C’est mon premier séjour en Indonésie, en faisant mes recherches sur internet, les premières photos qui apparaissent lorsque l’on tape monument emblématique sont la tour BNI et le Monas. La tour BNI ne m’inspirait pas mais le Monas est vraiment une icône de la ville. Même si ce bâtiment est récent, il fait partie intégrante de l’histoire de Jakarta. Sa forme particulière avec sa base octogonale me fait penser à la forme d’un arbre inversé. J’ai pris des photos du Monas, je suis allé aussi au jardin botanique de Bogor photographier des arbres. Depuis j’ai passé beaucoup de temps sur mes cahiers à faire des croquis et devant mes écrans pour faire le montage.

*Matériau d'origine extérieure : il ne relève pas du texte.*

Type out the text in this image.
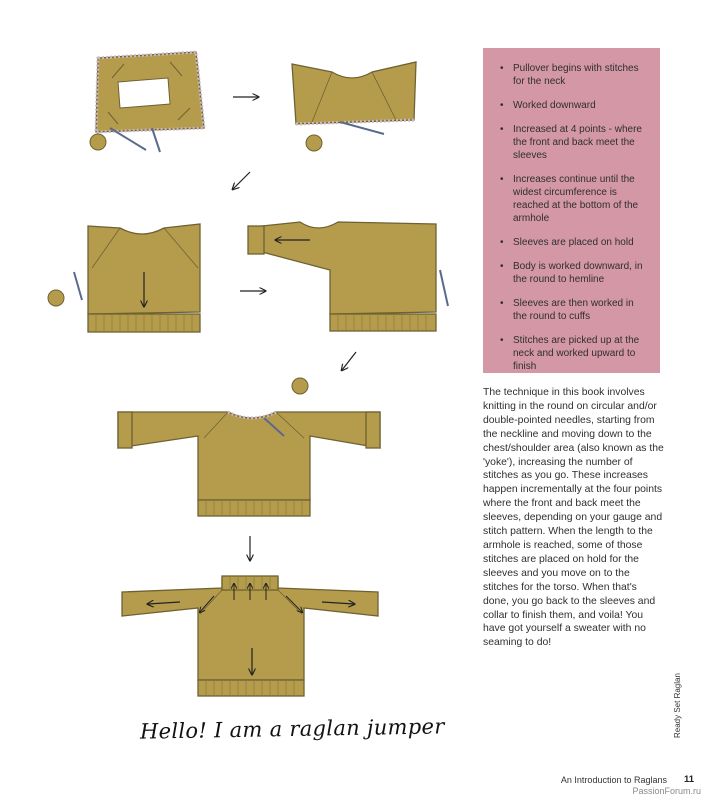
• Pullover begins with stitches for the neck
• Worked downward
• Increased at 4 points - where the front and back meet the sleeves
• Increases continue until the widest circumference is reached at the bottom of the armhole
• Sleeves are placed on hold
• Body is worked downward, in the round to hemline
• Sleeves are then worked in the round to cuffs
• Stitches are picked up at the neck and worked upward to finish

The technique in this book involves knitting in the round on circular and/or double-pointed needles, starting from the neckline and moving down to the chest/shoulder area (also known as the 'yoke'), increasing the number of stitches as you go. These increases happen incrementally at the four points where the front and back meet the sleeves, depending on your gauge and stitch pattern. When the length to the armhole is reached, some of those stitches are placed on hold for the sleeves and you move on to the stitches for the torso. When that's done, you go back to the sleeves and collar to finish them, and voila! You have got yourself a sweater with no seaming to do!

Hello! I am a raglan jumper	Ready Set Raglan

An Introduction to Raglans 11

PassionForum.ru
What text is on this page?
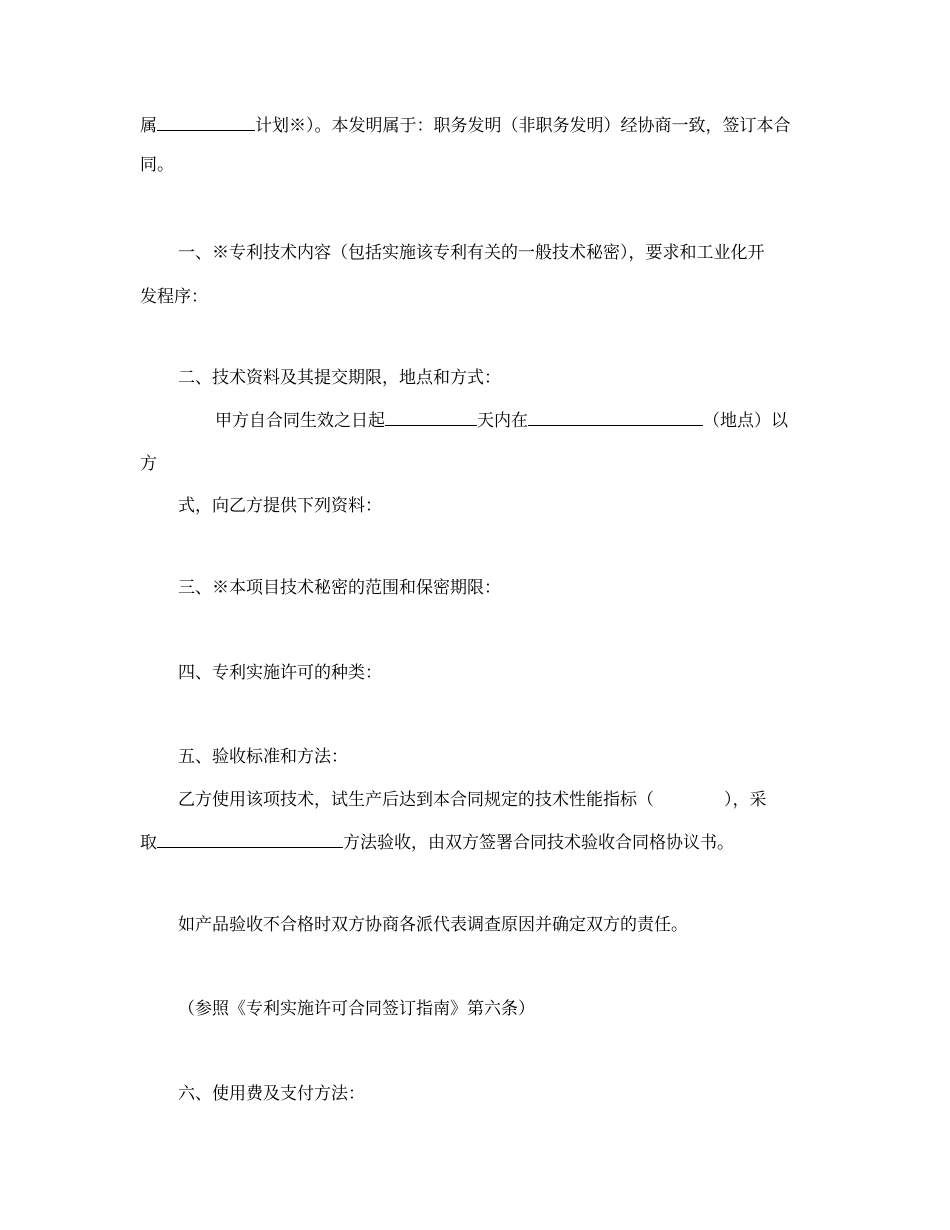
属	计划※）。本发明属于：职务发明（非职务发明）经协商一致，签订本合
同。
一、※专利技术内容（包括实施该专利有关的一般技术秘密），要求和工业化开
发程序：
二、技术资料及其提交期限，地点和方式：
甲方自合同生效之日起	天内在	（地点）以
方
式，向乙方提供下列资料：
三、※本项目技术秘密的范围和保密期限：
四、专利实施许可的种类：
五、验收标准和方法：
乙方使用该项技术，试生产后达到本合同规定的技术性能指标（	），采
取	方法验收，由双方签署合同技术验收合同格协议书。
如产品验收不合格时双方协商各派代表调查原因并确定双方的责任。
（参照《专利实施许可合同签订指南》第六条）
六、使用费及支付方法：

Sur votre photo, on voit des flamands roses, des flamands roses à Jakarta?
Oui pourquoi pas, on peut imaginer que dans notre monde en plein changement, mondialisation oblige, ces animaux ont pu arriver ici via un moyen de transport rapide, avoir été abandonnés ou s’être enfuis d’un zoo… mais les flamands roses sont aussi des bandes de couleurs
Vous êtes ici en résidence pour dix jours, quel regard portez-vous sur Jakarta ?
C’est mon premier séjour en Indonésie, mais j’ai vécu au Vietnam je connais donc un peu l’Asie. Jakarta représente un mélange de modernité et vie de quartier avec les petits restaurants de rue, les kaki lima qui un jour seront peut être appelés à disparaître. Je dois dire aussi ce qui me frappe en arrivant de Paris, c’est le sourire et la gentillesse des habitants de cette ville. Je dois d'ailleurs rencontrer mercredi des photographes et des étudiants indonésiens pour parler de mon travail. Je suis convaincu que les échanges seront d'un grand intérêt.
Exposition « il était une fois demain » du 11 au 16 avril au centre Bentara Budaya Jalan Palmerah Selatan II N17. Jakarta Centre.